I make my way back to the living room so I can think in the dark. Joe called me today, to rearrange his weekend time with her. When I asked him why, he casually mentioned that he was going away for the weekend with some woman he met. I told myself I would be prepared for this moment, but how do you prepare yourself to hear that your ex-husband has moved on with his life. I tell myself that he has probably had other weekends away before and this isn't his first time, but then Joe blurts out that this is the first time he's missed his weekend with Melissa, and that he's really sorry. Guess I had him pegged wrong all along, maybe even from the day I first met him.

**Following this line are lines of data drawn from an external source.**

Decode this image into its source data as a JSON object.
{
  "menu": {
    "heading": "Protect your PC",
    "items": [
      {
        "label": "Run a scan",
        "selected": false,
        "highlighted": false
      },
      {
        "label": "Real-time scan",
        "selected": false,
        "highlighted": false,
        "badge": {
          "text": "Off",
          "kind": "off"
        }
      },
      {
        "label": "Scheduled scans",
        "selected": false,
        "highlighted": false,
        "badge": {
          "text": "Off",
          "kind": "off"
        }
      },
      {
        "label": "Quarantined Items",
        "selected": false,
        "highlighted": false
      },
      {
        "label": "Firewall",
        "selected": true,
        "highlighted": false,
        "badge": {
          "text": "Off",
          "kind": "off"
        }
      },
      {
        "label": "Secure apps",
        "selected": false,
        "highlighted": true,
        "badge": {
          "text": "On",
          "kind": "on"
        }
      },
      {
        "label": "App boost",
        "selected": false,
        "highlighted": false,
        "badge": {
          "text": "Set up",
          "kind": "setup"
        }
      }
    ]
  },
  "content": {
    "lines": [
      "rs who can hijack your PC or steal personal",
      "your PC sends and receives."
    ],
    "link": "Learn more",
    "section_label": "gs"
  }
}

I don't remember the rest of our conversation, or what I said. I just hope I didn't blurt out anything stupid or sappy like "I just want you to be happy Joe". It's not that I don't want my exhusband to be happy, I just don't want to hear about it ever. I wish there was a way so I wouldn't have to talk to him, but there's Melissa to think about. Every condom or birth control device should come with a warning label that says, "Having a baby with this person means you will have to see that person for the rest of your life, whether you want to or not. Be smart. Use birth control" I bet this warning lower the birth rate in half if not more.
Don't get me wrong. I love my daughter. It's so corny, but it's true; Melissa is the apple of my eye. Not that I have the foggiest idea what the hell that saying means, but Melissa is the most important thing in my life.
Is the way my mother felt with me all those years ago, when it was just the two of us? My mother was luckier than me though. My dad just took off one day and never looked back. At least she didn't have to hear how my dad was starting a new life, and watch her husband transform himself into the man she always wanted him to be. At least my mother didn't have to wonder a dozen times a day, what is "she" doing that never did. Did he tell her? Why didn't he tell me how make him into the kind of husband every woman dreamed about? Was it some secret book they handed down to only certain women? And why the hell didn't I get the book?
I walk over again to Melissa's room. Like any young child she sleeps on her stomach. I can see her long brown hair all tangled up, and I tell myself I need to remind her to braid it before goes to sleep. She'll look at me through her father's blue eyes and whine "Mom, I'm not a little girl anymore. Only kids braid their hair before going to bed."
Not braiding her hair before she went to bed, was Melissa's first attempt at independence from me since she had gone to bed with braids for most of her life. I didn't say anything, even when she told me I needed to buy her a better brush or comb and conditioner so she could detangle her hair faster. I just smiled at her, and bought the items she needed. Oh sure I could have gloated, but why bother. This was only a small squirmish into what I remember as the long war called puberty.